The shape and size of the metal piece was enough to punch a 7.62cm diameter hole through the quarter-inch armour plate protecting the base of the vehicle.
The damage caused a fire in the front battery module, which was fully contained in the front section of the car by internal firewalls surrounding the pack.
The warning system on board the Model S instructed the driver to pull over, leaving him with enough time to exit the vehicle before the fire broke out.
Even after fire fighters on the scene inadvertently punctured the battery pack’s protective cover to put out the fire, the flames never reached the cockpit, according to claims by company CEO Elon Musk’s post on the Tesla blog.
“It is important to note that the fire in the battery was contained to a small section near the front by internal firewalls built into the pack structure. At no point did the fire enter the passenger compartment,” said Musk.

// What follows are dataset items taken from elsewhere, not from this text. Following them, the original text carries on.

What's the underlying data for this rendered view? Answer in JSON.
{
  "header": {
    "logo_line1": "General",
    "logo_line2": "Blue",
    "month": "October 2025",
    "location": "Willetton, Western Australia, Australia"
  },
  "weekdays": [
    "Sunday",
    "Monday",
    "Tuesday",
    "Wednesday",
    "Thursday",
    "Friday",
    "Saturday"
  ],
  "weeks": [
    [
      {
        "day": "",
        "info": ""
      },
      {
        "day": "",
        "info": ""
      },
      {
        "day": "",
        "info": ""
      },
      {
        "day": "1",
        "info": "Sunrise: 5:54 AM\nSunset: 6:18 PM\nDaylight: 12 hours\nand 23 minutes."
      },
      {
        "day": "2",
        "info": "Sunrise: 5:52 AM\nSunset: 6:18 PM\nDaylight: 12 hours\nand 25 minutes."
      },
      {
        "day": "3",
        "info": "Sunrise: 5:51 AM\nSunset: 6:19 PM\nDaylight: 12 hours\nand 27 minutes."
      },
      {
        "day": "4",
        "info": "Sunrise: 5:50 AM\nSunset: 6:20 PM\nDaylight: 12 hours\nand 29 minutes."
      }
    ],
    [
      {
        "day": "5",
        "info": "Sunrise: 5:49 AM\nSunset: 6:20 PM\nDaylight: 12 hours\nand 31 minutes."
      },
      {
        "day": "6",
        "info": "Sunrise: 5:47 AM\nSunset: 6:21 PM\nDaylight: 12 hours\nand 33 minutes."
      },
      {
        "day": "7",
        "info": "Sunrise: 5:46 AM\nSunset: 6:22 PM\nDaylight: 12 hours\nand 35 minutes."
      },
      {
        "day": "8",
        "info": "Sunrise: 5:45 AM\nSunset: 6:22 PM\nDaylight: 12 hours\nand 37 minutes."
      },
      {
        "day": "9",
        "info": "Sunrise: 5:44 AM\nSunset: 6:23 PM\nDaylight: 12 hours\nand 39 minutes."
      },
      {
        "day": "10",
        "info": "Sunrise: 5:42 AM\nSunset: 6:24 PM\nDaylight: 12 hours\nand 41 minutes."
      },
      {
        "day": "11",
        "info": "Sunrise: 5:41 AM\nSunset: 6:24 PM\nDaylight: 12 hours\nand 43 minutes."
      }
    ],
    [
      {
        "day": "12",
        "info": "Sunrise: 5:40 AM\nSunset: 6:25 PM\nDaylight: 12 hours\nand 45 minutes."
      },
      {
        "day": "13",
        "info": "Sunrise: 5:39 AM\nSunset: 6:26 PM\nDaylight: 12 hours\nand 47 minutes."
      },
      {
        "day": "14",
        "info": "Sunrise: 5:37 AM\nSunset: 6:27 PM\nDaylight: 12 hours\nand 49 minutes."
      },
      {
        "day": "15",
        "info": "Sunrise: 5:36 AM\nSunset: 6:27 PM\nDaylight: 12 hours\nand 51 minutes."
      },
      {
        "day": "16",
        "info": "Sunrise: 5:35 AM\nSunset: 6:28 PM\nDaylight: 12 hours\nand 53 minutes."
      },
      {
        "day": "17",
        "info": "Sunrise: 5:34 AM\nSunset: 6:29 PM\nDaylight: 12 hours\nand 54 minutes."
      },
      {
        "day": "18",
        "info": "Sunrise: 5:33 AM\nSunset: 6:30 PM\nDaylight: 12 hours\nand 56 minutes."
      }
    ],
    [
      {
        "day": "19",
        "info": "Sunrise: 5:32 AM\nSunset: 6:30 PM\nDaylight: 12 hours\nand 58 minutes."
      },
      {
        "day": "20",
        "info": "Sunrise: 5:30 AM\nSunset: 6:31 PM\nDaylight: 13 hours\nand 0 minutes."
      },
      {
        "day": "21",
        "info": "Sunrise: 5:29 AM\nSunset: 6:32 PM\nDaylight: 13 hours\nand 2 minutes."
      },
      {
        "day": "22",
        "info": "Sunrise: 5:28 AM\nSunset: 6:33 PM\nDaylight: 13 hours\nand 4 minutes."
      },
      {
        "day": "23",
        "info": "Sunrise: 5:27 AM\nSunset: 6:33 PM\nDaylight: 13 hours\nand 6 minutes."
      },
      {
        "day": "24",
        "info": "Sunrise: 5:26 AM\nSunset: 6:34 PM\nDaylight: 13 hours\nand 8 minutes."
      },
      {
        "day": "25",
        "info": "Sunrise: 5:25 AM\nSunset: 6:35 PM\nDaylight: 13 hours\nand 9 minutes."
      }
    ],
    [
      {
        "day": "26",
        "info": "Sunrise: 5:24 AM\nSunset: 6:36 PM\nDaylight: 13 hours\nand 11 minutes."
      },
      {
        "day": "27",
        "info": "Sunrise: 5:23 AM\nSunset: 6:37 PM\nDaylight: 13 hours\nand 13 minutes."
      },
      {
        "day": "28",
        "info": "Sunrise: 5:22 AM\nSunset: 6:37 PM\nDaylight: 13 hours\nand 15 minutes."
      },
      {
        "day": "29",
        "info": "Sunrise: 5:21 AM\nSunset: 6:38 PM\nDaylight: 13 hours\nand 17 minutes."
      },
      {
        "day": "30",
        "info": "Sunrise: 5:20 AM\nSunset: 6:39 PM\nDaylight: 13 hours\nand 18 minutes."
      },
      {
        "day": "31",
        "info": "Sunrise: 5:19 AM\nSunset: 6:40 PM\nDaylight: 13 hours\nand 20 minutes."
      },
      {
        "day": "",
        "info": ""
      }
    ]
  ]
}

He was also quick to point out that had the same incident occurred with a conventional petrol-powered vehicle, “the result could have been far worse,” he added.
“A typical petrol car only has a thin metal sheet protecting the underbody, leaving it vulnerable to destruction of the fuel supply lines or fuel tank, which causes a pool of fuel to form and often burn the entire car to the ground,” Musk wrote in the same blog.
Musk went on to say, “For consumers concerned about fire risk, there should be absolutely no doubt that it is safer to power a car with a battery than a large tank of highly flammable liquid.”
Launched in mid-2012 by Tesla Motors, the California-based electric car company has had considerable success with its five-door Model S.
Tesla’s sales to date have exceeded expectations and its share price has risen by more than 400 per cent, giving it a market capitalisation of more than $21 billion, greater than many traditional car manufacturers.
But shortly after the above video of the car fire surfaced on YouTube, the stock price fell backwards by more than 5 per cent. It has since recovered and was up by 4.4 per cent.